Bishop Brendan Leahy of Limerick, who attended the synod’s concluding Mass on Sunday, said the synod was part of a “journey that now continues. 

“It has laid the groundwork for the year ahead when we will be invited to reflect further in true discernment of what God is saying to us today as we face new challenges and opportunities,” he said.

Fr Eamonn Conway, an expert advisor at the 2012 synod which dealt with the transmission of the Faith, said this assembly was “a call to ongoing discernment for the whole Church.

“Ultimately, the synod achieved its attempt to bring the reality of the lives of people from the peripheries into dialogue with the unchanging teaching from the centre,” Fr Conway said.

Referring to the final document produced and voted on by the synod fathers, Fr Sean McDonagh of the Association of Catholic Priests (ACP) said he was “disappointed there had been a row back on words of welcome for everyone” that featured in the mid-term report. 

He acknowledged, however, that he was “absolutely thrilled that an open and honest discussion of some of the most contentious issues within the Catholic Church” had taken place.

Similarly, Fr Peter Rodgers, head of the Conference of Religious of Ireland (CORI) said it was “encouraging that people felt free to speak their minds” during the discussions at the synod. 
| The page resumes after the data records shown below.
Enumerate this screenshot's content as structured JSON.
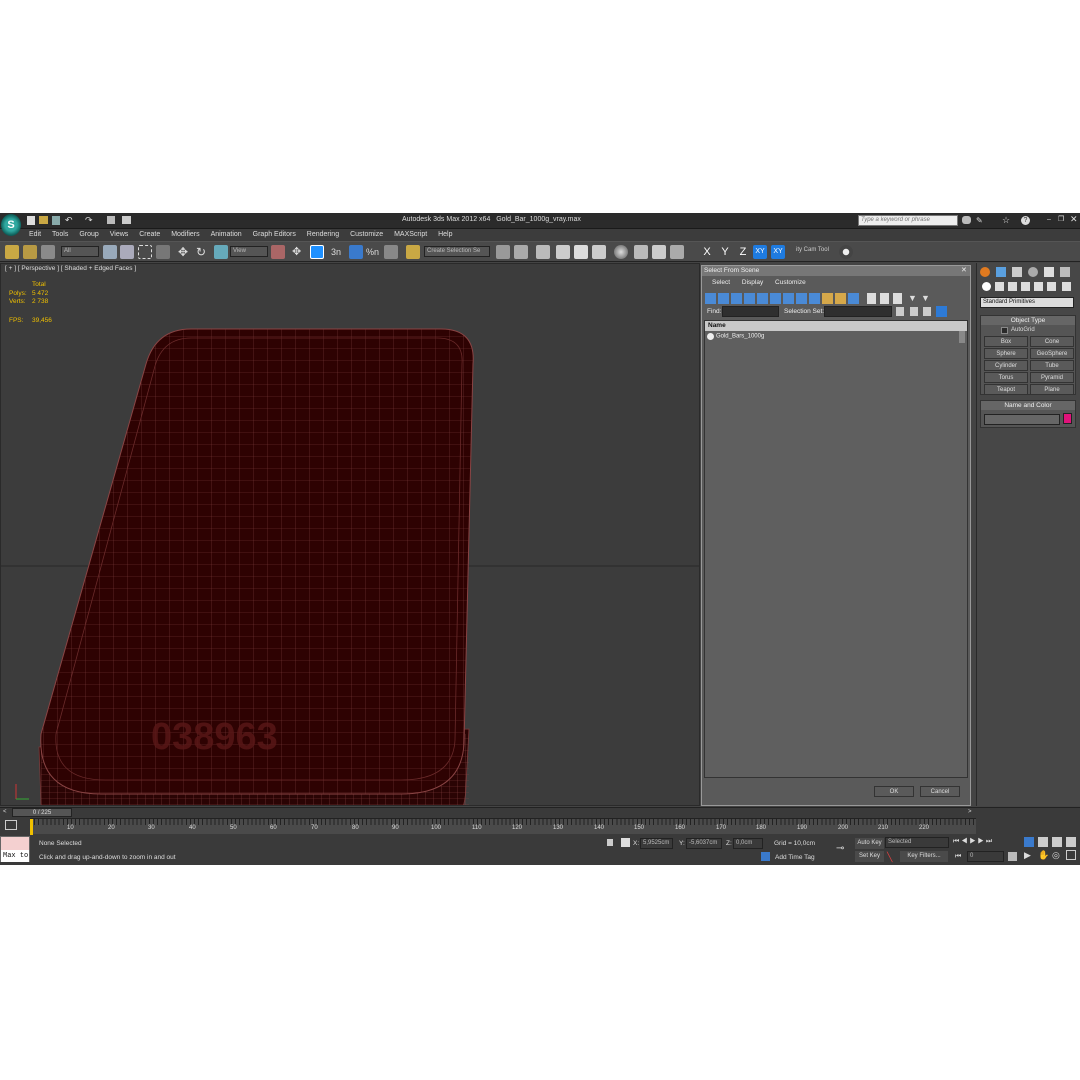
{
  "title": {
    "app": "Autodesk 3ds Max  2012 x64",
    "file": "Gold_Bar_1000g_vray.max",
    "search_placeholder": "Type a keyword or phrase"
  },
  "menu": [
    "Edit",
    "Tools",
    "Group",
    "Views",
    "Create",
    "Modifiers",
    "Animation",
    "Graph Editors",
    "Rendering",
    "Customize",
    "MAXScript",
    "Help"
  ],
  "toolbar": {
    "filter": "All",
    "view": "View",
    "selection_set": "Create Selection Se",
    "axes": [
      "X",
      "Y",
      "Z",
      "XY",
      "XY"
    ],
    "cam_tool": "ity Cam Tool"
  },
  "viewport": {
    "label": "[ + ] [ Perspective ] [ Shaded + Edged Faces ]",
    "stats_total": "Total",
    "polys_label": "Polys:",
    "polys": "5 472",
    "verts_label": "Verts:",
    "verts": "2 738",
    "fps_label": "FPS:",
    "fps": "39,456",
    "engraving": "038963"
  },
  "dialog": {
    "title": "Select From Scene",
    "menu": [
      "Select",
      "Display",
      "Customize"
    ],
    "find_label": "Find:",
    "selset_label": "Selection Set:",
    "column": "Name",
    "item": "Gold_Bars_1000g",
    "ok": "OK",
    "cancel": "Cancel"
  },
  "cmd": {
    "dropdown": "Standard Primitives",
    "object_type": "Object Type",
    "autogrid": "AutoGrid",
    "prims": [
      "Box",
      "Cone",
      "Sphere",
      "GeoSphere",
      "Cylinder",
      "Tube",
      "Torus",
      "Pyramid",
      "Teapot",
      "Plane"
    ],
    "name_color": "Name and Color",
    "swatch": "#e0127a"
  },
  "timeline": {
    "frame": "0 / 225",
    "ticks": [
      "10",
      "20",
      "30",
      "40",
      "50",
      "60",
      "70",
      "80",
      "90",
      "100",
      "110",
      "120",
      "130",
      "140",
      "150",
      "160",
      "170",
      "180",
      "190",
      "200",
      "210",
      "220"
    ]
  },
  "status": {
    "maxscript": "Max to",
    "selected": "None Selected",
    "prompt": "Click and drag up-and-down to zoom in and out",
    "x_label": "X:",
    "x": "5,9525cm",
    "y_label": "Y:",
    "y": "-5,6037cm",
    "z_label": "Z:",
    "z": "0,0cm",
    "grid": "Grid = 10,0cm",
    "add_time_tag": "Add Time Tag",
    "auto_key": "Auto Key",
    "selected_dd": "Selected",
    "set_key": "Set Key",
    "key_filters": "Key Filters...",
    "frame_field": "0"
  }
}
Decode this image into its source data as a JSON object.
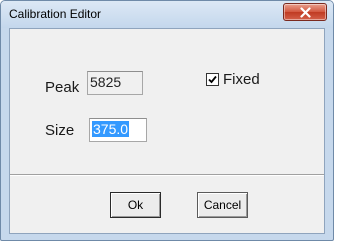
{
  "window": {
    "title": "Calibration Editor",
    "close_icon": "close-x-icon"
  },
  "peak": {
    "label": "Peak",
    "value": "5825"
  },
  "fixed": {
    "label": "Fixed",
    "checked": true
  },
  "size": {
    "label": "Size",
    "value": "375.0"
  },
  "buttons": {
    "ok": "Ok",
    "cancel": "Cancel"
  },
  "colors": {
    "selection": "#3399ff",
    "close_button": "#c83c24",
    "title_bar": "#c6d8ec"
  }
}
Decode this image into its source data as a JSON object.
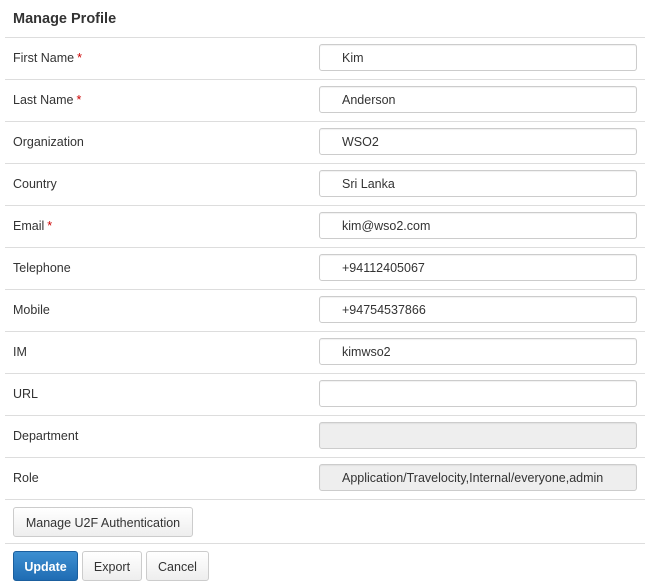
{
  "page": {
    "title": "Manage Profile"
  },
  "form": {
    "fields": [
      {
        "label": "First Name",
        "required": true,
        "value": "Kim",
        "readonly": false
      },
      {
        "label": "Last Name",
        "required": true,
        "value": "Anderson",
        "readonly": false
      },
      {
        "label": "Organization",
        "required": false,
        "value": "WSO2",
        "readonly": false
      },
      {
        "label": "Country",
        "required": false,
        "value": "Sri Lanka",
        "readonly": false
      },
      {
        "label": "Email",
        "required": true,
        "value": "kim@wso2.com",
        "readonly": false
      },
      {
        "label": "Telephone",
        "required": false,
        "value": "+94112405067",
        "readonly": false
      },
      {
        "label": "Mobile",
        "required": false,
        "value": "+94754537866",
        "readonly": false
      },
      {
        "label": "IM",
        "required": false,
        "value": "kimwso2",
        "readonly": false
      },
      {
        "label": "URL",
        "required": false,
        "value": "",
        "readonly": false
      },
      {
        "label": "Department",
        "required": false,
        "value": "",
        "readonly": true
      },
      {
        "label": "Role",
        "required": false,
        "value": "Application/Travelocity,Internal/everyone,admin",
        "readonly": true
      }
    ],
    "required_marker": "*"
  },
  "u2f": {
    "button_label": "Manage U2F Authentication"
  },
  "actions": {
    "update_label": "Update",
    "export_label": "Export",
    "cancel_label": "Cancel"
  },
  "colors": {
    "primary_button": "#2a7bc2",
    "required_marker": "#cc0000",
    "readonly_field": "#eeeeee"
  }
}
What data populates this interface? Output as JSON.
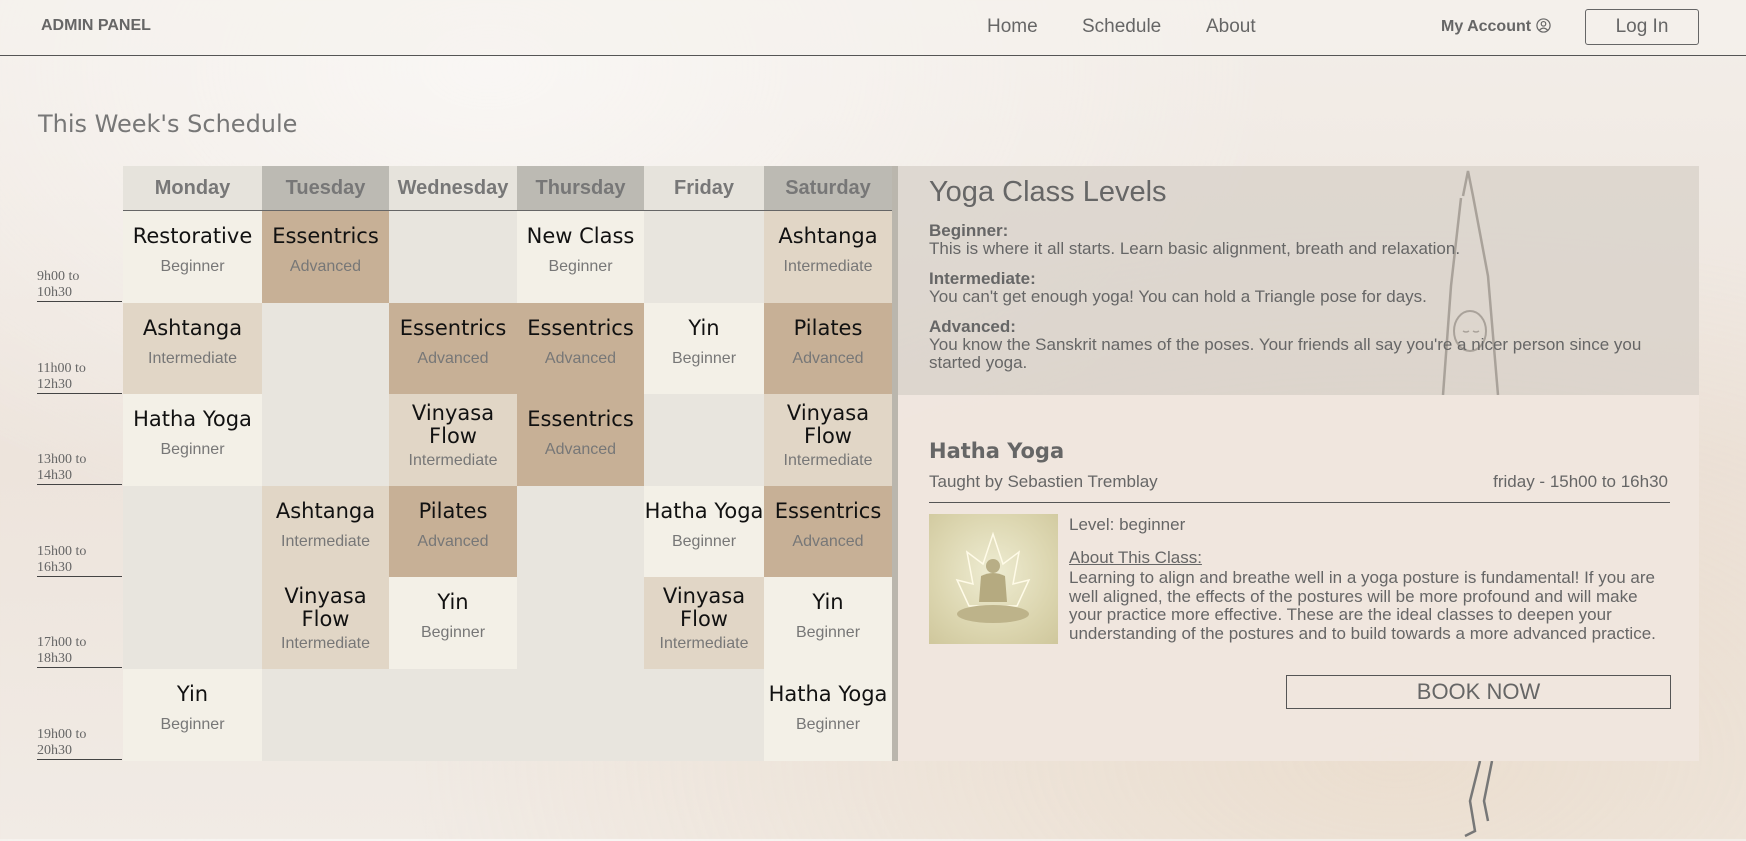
{
  "header": {
    "brand": "ADMIN PANEL",
    "nav": [
      "Home",
      "Schedule",
      "About"
    ],
    "account_label": "My Account",
    "account_icon": "user-circle-icon",
    "login_label": "Log In"
  },
  "page_title": "This Week's Schedule",
  "schedule": {
    "days": [
      "Monday",
      "Tuesday",
      "Wednesday",
      "Thursday",
      "Friday",
      "Saturday"
    ],
    "time_slots": [
      [
        "9h00 to",
        "10h30"
      ],
      [
        "11h00 to",
        "12h30"
      ],
      [
        "13h00 to",
        "14h30"
      ],
      [
        "15h00 to",
        "16h30"
      ],
      [
        "17h00 to",
        "18h30"
      ],
      [
        "19h00 to",
        "20h30"
      ]
    ],
    "classes": {
      "mon_0": {
        "name": "Restorative",
        "level": "Beginner"
      },
      "mon_1": {
        "name": "Ashtanga",
        "level": "Intermediate"
      },
      "mon_2": {
        "name": "Hatha Yoga",
        "level": "Beginner"
      },
      "mon_5": {
        "name": "Yin",
        "level": "Beginner"
      },
      "tue_0": {
        "name": "Essentrics",
        "level": "Advanced"
      },
      "tue_3": {
        "name": "Ashtanga",
        "level": "Intermediate"
      },
      "tue_4": {
        "name": "Vinyasa Flow",
        "level": "Intermediate"
      },
      "wed_1": {
        "name": "Essentrics",
        "level": "Advanced"
      },
      "wed_2": {
        "name": "Vinyasa Flow",
        "level": "Intermediate"
      },
      "wed_3": {
        "name": "Pilates",
        "level": "Advanced"
      },
      "wed_4": {
        "name": "Yin",
        "level": "Beginner"
      },
      "thu_0": {
        "name": "New Class",
        "level": "Beginner"
      },
      "thu_1": {
        "name": "Essentrics",
        "level": "Advanced"
      },
      "thu_2": {
        "name": "Essentrics",
        "level": "Advanced"
      },
      "fri_1": {
        "name": "Yin",
        "level": "Beginner"
      },
      "fri_3": {
        "name": "Hatha Yoga",
        "level": "Beginner"
      },
      "fri_4": {
        "name": "Vinyasa Flow",
        "level": "Intermediate"
      },
      "sat_0": {
        "name": "Ashtanga",
        "level": "Intermediate"
      },
      "sat_1": {
        "name": "Pilates",
        "level": "Advanced"
      },
      "sat_2": {
        "name": "Vinyasa Flow",
        "level": "Intermediate"
      },
      "sat_3": {
        "name": "Essentrics",
        "level": "Advanced"
      },
      "sat_4": {
        "name": "Yin",
        "level": "Beginner"
      },
      "sat_5": {
        "name": "Hatha Yoga",
        "level": "Beginner"
      }
    },
    "level_colors": {
      "Beginner": "#f3f0e7",
      "Intermediate": "#e1d6c6",
      "Advanced": "#c7b096",
      "empty": "#e8e5de"
    },
    "header_colors": {
      "light": "#e6e3dc",
      "dark": "#bcbab3"
    }
  },
  "levels": {
    "title": "Yoga Class Levels",
    "items": [
      {
        "label": "Beginner:",
        "text": "This is where it all starts. Learn basic alignment, breath and relaxation."
      },
      {
        "label": "Intermediate:",
        "text": "You can't get enough yoga! You can hold a Triangle pose for days."
      },
      {
        "label": "Advanced:",
        "text": "You know the Sanskrit names of the poses. Your friends all say you're a nicer person since you started yoga."
      }
    ]
  },
  "detail": {
    "title": "Hatha Yoga",
    "taught_by": "Taught by Sebastien Tremblay",
    "when": "friday - 15h00 to 16h30",
    "level": "Level: beginner",
    "about_heading": "About This Class:",
    "about_text": "Learning to align and breathe well in a yoga posture is fundamental! If you are well aligned, the effects of the postures will be more profound and will make your practice more effective. These are the ideal classes to deepen your understanding of the postures and to build towards a more advanced practice.",
    "book_label": "BOOK NOW"
  }
}
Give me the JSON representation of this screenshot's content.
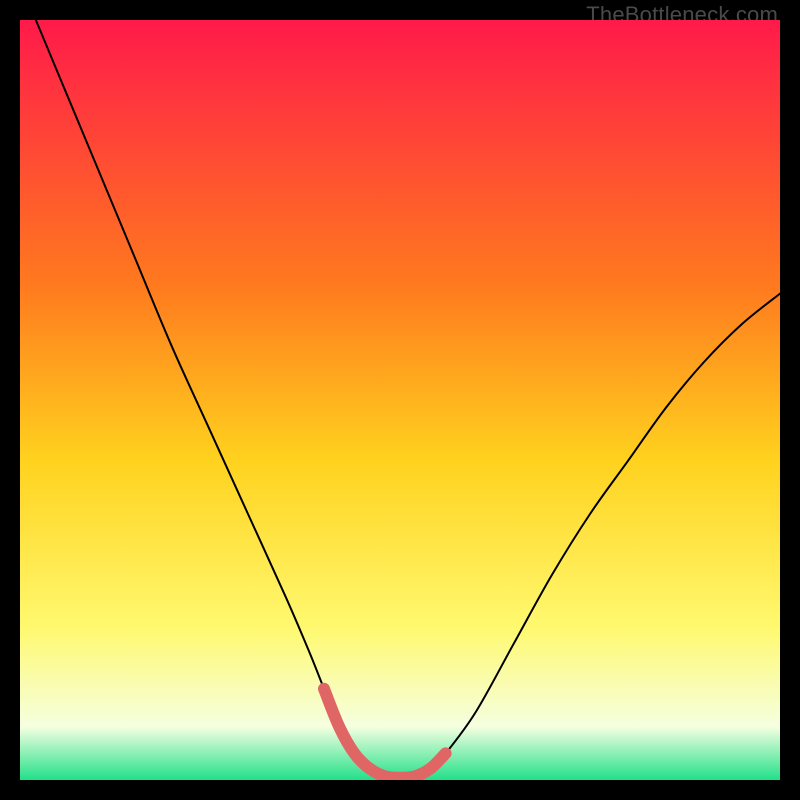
{
  "watermark": "TheBottleneck.com",
  "colors": {
    "bg_black": "#000000",
    "curve": "#000000",
    "highlight": "#e06666",
    "gradient_top": "#ff1a4a",
    "gradient_mid1": "#ff7a1e",
    "gradient_mid2": "#ffd21e",
    "gradient_mid3": "#fff970",
    "gradient_bottom_pale": "#f5ffe0",
    "gradient_bottom_green": "#22e08a"
  },
  "chart_data": {
    "type": "line",
    "title": "",
    "xlabel": "",
    "ylabel": "",
    "xlim": [
      0,
      100
    ],
    "ylim": [
      0,
      100
    ],
    "series": [
      {
        "name": "bottleneck-curve",
        "x": [
          0,
          5,
          10,
          15,
          20,
          25,
          30,
          35,
          38,
          40,
          42,
          44,
          46,
          48,
          50,
          52,
          54,
          56,
          60,
          65,
          70,
          75,
          80,
          85,
          90,
          95,
          100
        ],
        "y": [
          105,
          93,
          81,
          69,
          57,
          46,
          35,
          24,
          17,
          12,
          7,
          3.5,
          1.5,
          0.5,
          0.3,
          0.5,
          1.5,
          3.5,
          9,
          18,
          27,
          35,
          42,
          49,
          55,
          60,
          64
        ]
      }
    ],
    "highlight_segment": {
      "name": "optimal-range",
      "x": [
        40,
        42,
        44,
        46,
        48,
        50,
        52,
        54,
        56
      ],
      "y": [
        12,
        7,
        3.5,
        1.5,
        0.5,
        0.3,
        0.5,
        1.5,
        3.5
      ]
    }
  }
}
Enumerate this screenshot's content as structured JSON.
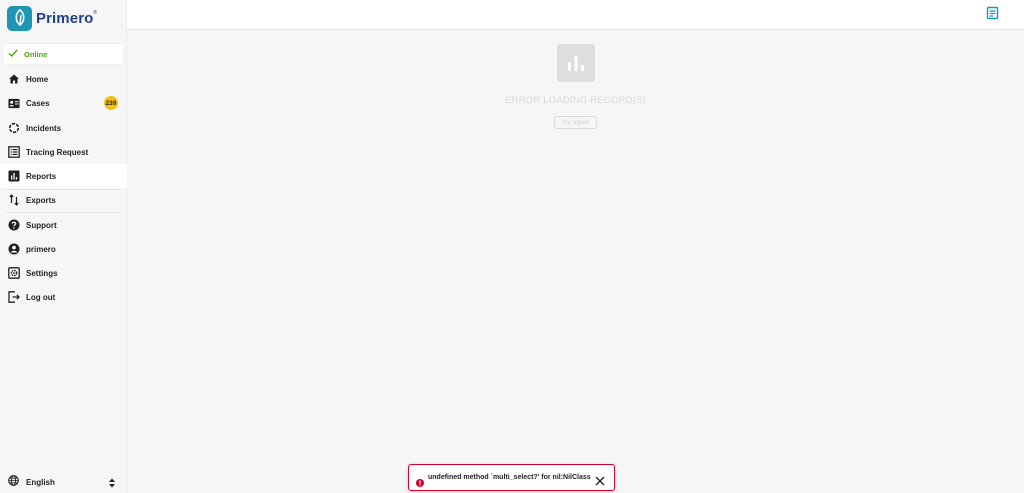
{
  "app": {
    "name": "Primero"
  },
  "status": {
    "label": "Online",
    "color": "#53a30a"
  },
  "nav": {
    "items": [
      {
        "label": "Home",
        "icon": "home-icon"
      },
      {
        "label": "Cases",
        "icon": "cases-card-icon",
        "badge": "239"
      },
      {
        "label": "Incidents",
        "icon": "incidents-icon"
      },
      {
        "label": "Tracing Request",
        "icon": "list-icon"
      },
      {
        "label": "Reports",
        "icon": "bar-chart-icon",
        "active": true
      },
      {
        "label": "Exports",
        "icon": "swap-arrows-icon"
      },
      {
        "label": "Support",
        "icon": "help-icon"
      },
      {
        "label": "primero",
        "icon": "account-icon"
      },
      {
        "label": "Settings",
        "icon": "settings-icon"
      },
      {
        "label": "Log out",
        "icon": "logout-icon"
      }
    ]
  },
  "language": {
    "selected": "English",
    "icon": "globe-icon"
  },
  "main": {
    "error_title": "ERROR LOADING RECORD(S)",
    "retry_label": "Try again"
  },
  "toast": {
    "message": "undefined method `multi_select?' for nil:NilClass",
    "color": "#d6002a"
  },
  "colors": {
    "brand": "#1f95b6",
    "badge": "#f2c10f"
  }
}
“My hope now is that what was positive at this synod can be built on over the coming months and by the time the bishops gather again next year the signs of openness will have become more pronounced and will have gained a stronger foothold,” Capuchin Fr Rodgers said.

Fr Alan McGuckian SJ, director of Down and Connor’s Living Church office, commented that the heated debates between bishops during the synod did not come as a surprise. “There was always going to be a tension between the strong demands of the moral law and the Pope’s call to show everyone mercy.”

He said the synod was “a wonderful moment in the life of the Church. There is no suggestion that the Pope wants to compromise Church teaching”, he added.

Echoing calls for parishes to “take up, read, discuss and bring forward” the final synod report, Fr Vincent Twomey, SVD, warned “the journey ahead will be stormy.

“The issues at stake are fundamental to humanity and people’s happiness and holiness,” the priest-theologian said.